Robust Versus Nonparametric Approaches and Survival Data Analysis

2010 
W.Q. Meeker and L.A. Escobar famous book Statistical Methods for Reliability Data [26] is a very well-known reference for all engineers and researchers who are interested in reliability problems. W.Q. Meeker has a long experience in modeling and solving degradation problems with the most complex features, so that it is a pleasure for me to participate in this volume in his honor. For a long time, survival data analysis and reliability studies walked their way parallel without much interpenetration. But nowadays, impulsed by several people among which Bagdonavicius and Nikulin [3, 4], one is aware of the multiple links between reliability and survival analysis, acknowledging still for some specificities. Many parametric models are available, as well as large classes of models like accelerated models, mainly in use in reliability, and extended Cox model [11], that are the favorite for survival data which have parametric as well as semi-parametric versions. In the recent years, there was an increasing interest for purely nonparametric approaches. Their advantage is that they are supposed to be able to adjust any possible data set through a vast class of regular functions.

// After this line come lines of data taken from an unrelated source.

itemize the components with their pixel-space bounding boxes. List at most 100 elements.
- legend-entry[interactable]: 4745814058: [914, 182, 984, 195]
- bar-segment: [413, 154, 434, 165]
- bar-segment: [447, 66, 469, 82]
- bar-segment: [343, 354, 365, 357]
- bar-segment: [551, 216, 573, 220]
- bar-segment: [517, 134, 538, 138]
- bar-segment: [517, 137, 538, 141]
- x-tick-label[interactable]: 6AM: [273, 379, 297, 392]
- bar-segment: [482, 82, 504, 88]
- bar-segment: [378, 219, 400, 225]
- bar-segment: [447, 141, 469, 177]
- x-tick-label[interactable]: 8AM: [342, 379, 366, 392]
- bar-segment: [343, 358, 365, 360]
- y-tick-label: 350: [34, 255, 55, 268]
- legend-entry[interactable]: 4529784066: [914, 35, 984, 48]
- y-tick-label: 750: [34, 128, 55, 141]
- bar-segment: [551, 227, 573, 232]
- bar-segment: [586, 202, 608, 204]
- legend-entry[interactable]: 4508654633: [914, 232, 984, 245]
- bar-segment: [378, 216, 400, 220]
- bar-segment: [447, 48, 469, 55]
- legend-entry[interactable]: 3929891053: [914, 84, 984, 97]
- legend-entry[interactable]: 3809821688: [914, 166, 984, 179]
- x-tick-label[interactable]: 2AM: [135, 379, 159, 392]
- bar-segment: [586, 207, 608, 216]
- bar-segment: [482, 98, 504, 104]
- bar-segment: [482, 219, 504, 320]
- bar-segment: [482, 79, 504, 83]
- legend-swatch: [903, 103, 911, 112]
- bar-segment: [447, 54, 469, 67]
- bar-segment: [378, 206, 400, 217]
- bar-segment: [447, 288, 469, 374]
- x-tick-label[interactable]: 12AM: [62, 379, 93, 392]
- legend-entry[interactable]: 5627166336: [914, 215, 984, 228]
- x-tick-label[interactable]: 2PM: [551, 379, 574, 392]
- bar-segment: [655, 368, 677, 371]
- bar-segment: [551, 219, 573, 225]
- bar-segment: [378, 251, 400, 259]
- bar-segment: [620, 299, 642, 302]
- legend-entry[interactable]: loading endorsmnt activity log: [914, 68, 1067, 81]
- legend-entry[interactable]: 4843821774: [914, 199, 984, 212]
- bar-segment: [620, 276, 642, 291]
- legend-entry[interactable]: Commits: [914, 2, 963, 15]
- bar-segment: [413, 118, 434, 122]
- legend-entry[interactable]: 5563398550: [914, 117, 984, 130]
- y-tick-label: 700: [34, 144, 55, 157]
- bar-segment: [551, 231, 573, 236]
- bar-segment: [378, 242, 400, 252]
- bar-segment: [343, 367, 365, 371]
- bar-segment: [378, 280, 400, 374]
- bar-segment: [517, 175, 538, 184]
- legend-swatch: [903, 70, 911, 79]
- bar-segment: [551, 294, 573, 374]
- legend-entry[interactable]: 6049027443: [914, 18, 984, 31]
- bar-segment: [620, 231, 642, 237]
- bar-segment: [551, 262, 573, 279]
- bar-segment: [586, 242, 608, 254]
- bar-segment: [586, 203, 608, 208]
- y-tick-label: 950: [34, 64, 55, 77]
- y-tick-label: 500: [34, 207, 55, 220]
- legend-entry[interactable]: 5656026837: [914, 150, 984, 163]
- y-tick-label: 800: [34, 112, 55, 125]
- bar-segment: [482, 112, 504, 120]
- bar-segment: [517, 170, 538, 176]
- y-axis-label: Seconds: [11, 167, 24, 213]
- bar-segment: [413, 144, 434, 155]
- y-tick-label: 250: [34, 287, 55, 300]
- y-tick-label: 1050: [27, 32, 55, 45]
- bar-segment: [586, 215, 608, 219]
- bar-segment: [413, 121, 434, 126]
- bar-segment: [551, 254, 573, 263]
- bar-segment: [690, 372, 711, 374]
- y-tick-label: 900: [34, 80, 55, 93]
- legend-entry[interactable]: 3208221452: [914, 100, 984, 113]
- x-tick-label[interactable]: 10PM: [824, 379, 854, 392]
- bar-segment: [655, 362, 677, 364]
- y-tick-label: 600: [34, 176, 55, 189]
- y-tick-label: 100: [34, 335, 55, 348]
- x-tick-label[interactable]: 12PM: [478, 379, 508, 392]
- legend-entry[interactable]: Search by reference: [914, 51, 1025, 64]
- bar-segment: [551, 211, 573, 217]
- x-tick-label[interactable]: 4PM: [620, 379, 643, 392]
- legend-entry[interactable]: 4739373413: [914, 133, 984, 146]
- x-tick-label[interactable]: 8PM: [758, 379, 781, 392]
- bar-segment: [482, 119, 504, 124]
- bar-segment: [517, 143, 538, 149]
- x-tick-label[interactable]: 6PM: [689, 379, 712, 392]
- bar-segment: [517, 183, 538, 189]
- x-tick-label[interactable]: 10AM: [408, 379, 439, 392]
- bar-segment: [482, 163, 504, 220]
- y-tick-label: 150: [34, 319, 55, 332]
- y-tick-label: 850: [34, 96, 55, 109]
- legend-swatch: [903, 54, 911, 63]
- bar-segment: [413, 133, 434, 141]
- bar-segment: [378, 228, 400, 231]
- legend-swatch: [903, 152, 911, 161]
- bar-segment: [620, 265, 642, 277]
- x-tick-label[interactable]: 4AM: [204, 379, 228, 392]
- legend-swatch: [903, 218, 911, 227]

The drawbacks are first that there is generally a lack of easy interpretation for practical purposes and second that proving the required properties of the inference procedures like consistency, for example, is not trivial when censoring and truncation are present (Huber et al. [18], [19]), which is often true in the medical field. The result is that the justification of some proposed procedures is only through some simulations without any theoretical proof of their properties. What I would like to emphasize in this chapter is the need for a robust approach to survival data analysis, which means using robust procedures for flexible parametric models, still valid when the observations follow a model close, but not exactly equal, to the assumed model [22]. This always seemed to me a good compromise between a purely parametric approach and a purely nonparametric one. One of the most interesting chapter on robustness in survival analysis is the one by Kosorok et al. [24], which tackles the case of a possibly misspecified frailty model.